Wednesday, August 22, 2007

Stuck in the Library

So sorry I’m late. This afternoon, Blogger went down and I was stuck in the local library all this morning.

By stuck, I don’t mean delayed. I actually mean stuck. I’d gone there to do some research on the book I’m writing and was down in the bowels of the place, grubbing around some old 1912 newspapers, when the walls suddenly began to close in on me. I don’t know if you’ve seen those library stacks which operate with the turn of a wheel or a push of a button. They call them 'compact shelving' and compress so that only one or two aisles are open at any one time. You’ve got to be really careful when using them, making sure that nobody is one of the open aisles when you turn the wheel and open the section you want to access.

Only somebody didn’t check. Not only didn’t they check, but they didn’t hear my scream of agony as a large oversized Oxford Dictionary of Medical Terms lodged itself in my groin. Turns out that it was a postgraduate student from the university, not much older than myself, who had gone down there to work but, thinking he was alone, had put on his MP3 player. While I was screaming in pain, he was whistling some Abba hit.

By the time the student realised why his aisle wasn’t opening fully, the mechanism had jammed. It took nearly an hour to get me out. By the time the fire brigade managed to free me, it was nearly one o’clock. I hadn’t done the research but came away with a bruise the shape of the Oxford University Press crest above my navel.

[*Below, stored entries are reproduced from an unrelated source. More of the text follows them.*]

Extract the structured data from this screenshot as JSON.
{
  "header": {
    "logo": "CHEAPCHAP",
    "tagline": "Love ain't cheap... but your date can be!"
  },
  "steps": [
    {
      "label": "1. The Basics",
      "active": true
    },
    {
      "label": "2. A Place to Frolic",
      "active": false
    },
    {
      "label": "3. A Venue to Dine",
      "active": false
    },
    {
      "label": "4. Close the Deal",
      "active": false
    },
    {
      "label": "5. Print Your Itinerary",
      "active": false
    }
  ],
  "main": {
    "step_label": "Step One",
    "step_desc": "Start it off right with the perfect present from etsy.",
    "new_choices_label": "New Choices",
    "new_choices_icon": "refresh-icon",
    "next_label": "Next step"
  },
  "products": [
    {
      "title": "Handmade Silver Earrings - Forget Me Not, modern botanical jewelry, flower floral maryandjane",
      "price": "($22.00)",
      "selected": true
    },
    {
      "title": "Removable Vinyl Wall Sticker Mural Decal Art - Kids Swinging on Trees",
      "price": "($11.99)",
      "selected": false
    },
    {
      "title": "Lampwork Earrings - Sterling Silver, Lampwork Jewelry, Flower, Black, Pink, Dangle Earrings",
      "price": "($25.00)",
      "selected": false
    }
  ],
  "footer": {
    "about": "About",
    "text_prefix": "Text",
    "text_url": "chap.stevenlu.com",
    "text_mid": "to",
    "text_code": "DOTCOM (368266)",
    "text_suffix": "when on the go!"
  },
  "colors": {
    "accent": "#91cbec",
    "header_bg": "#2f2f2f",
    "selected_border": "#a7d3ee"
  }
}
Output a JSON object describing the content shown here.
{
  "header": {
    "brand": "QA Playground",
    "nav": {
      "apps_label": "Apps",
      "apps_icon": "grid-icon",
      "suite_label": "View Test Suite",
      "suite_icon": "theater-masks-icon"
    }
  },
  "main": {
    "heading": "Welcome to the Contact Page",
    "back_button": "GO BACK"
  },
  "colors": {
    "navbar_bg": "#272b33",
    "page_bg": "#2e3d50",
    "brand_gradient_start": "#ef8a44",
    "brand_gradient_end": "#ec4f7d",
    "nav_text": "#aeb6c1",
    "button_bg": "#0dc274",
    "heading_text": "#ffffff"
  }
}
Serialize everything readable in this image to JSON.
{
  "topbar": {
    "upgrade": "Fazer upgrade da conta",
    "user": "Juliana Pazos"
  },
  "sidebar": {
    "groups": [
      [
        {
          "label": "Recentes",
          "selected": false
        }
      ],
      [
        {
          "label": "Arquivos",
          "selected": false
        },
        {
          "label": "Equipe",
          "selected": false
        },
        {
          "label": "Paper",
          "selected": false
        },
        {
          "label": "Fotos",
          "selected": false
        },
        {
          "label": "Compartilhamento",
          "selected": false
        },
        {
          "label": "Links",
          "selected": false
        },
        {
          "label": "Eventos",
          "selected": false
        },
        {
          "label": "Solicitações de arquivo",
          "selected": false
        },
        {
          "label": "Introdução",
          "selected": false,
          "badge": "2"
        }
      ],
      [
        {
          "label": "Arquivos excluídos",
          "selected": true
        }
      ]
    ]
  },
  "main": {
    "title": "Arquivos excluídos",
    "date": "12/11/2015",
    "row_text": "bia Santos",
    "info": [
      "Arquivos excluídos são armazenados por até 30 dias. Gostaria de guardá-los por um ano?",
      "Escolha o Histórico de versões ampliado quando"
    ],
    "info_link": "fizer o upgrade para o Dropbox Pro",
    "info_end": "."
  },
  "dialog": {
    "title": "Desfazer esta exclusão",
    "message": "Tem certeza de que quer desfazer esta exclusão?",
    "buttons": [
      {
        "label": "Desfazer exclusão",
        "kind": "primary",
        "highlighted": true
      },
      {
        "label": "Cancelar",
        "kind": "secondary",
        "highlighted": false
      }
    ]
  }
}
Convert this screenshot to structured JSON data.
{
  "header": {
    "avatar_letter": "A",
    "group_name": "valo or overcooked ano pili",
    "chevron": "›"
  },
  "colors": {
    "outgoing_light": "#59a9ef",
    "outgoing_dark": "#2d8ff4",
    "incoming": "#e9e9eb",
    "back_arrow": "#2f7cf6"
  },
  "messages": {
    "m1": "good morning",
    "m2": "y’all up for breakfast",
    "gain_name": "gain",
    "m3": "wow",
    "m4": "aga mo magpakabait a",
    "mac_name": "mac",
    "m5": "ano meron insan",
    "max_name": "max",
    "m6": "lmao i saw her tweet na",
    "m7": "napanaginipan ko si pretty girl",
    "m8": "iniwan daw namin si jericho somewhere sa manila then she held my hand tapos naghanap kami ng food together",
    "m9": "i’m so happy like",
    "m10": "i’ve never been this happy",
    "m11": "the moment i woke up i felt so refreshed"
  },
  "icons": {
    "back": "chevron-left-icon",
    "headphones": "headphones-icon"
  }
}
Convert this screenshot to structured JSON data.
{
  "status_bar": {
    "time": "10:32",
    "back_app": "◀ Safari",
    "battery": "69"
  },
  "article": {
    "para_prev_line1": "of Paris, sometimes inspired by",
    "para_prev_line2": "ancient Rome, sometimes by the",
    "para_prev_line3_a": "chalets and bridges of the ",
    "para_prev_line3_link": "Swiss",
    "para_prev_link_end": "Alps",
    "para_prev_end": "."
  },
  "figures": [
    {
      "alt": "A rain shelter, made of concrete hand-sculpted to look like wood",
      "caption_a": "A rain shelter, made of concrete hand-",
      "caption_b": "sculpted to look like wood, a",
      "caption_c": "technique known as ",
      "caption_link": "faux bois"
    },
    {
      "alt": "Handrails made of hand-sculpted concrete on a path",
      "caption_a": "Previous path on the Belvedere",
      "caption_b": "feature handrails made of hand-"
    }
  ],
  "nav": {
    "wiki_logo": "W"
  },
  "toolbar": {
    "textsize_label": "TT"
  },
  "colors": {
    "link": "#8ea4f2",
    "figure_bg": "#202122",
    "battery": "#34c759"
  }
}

And some people have the temerity to say I don’t suffer for my art.

1 comment:

MNW reject said...

Chip, I hope you can find someone to rub your groin better.

I've been in one of these before: at Bath uni. It was on the basement floor, secluded, and I was all alone as I wheeled back the shelves and went in between, terrified I might get sandwhiched.

But it struck me then that it's such a wonderful place to commit a murder. Somebody must have used this in a crime novel before.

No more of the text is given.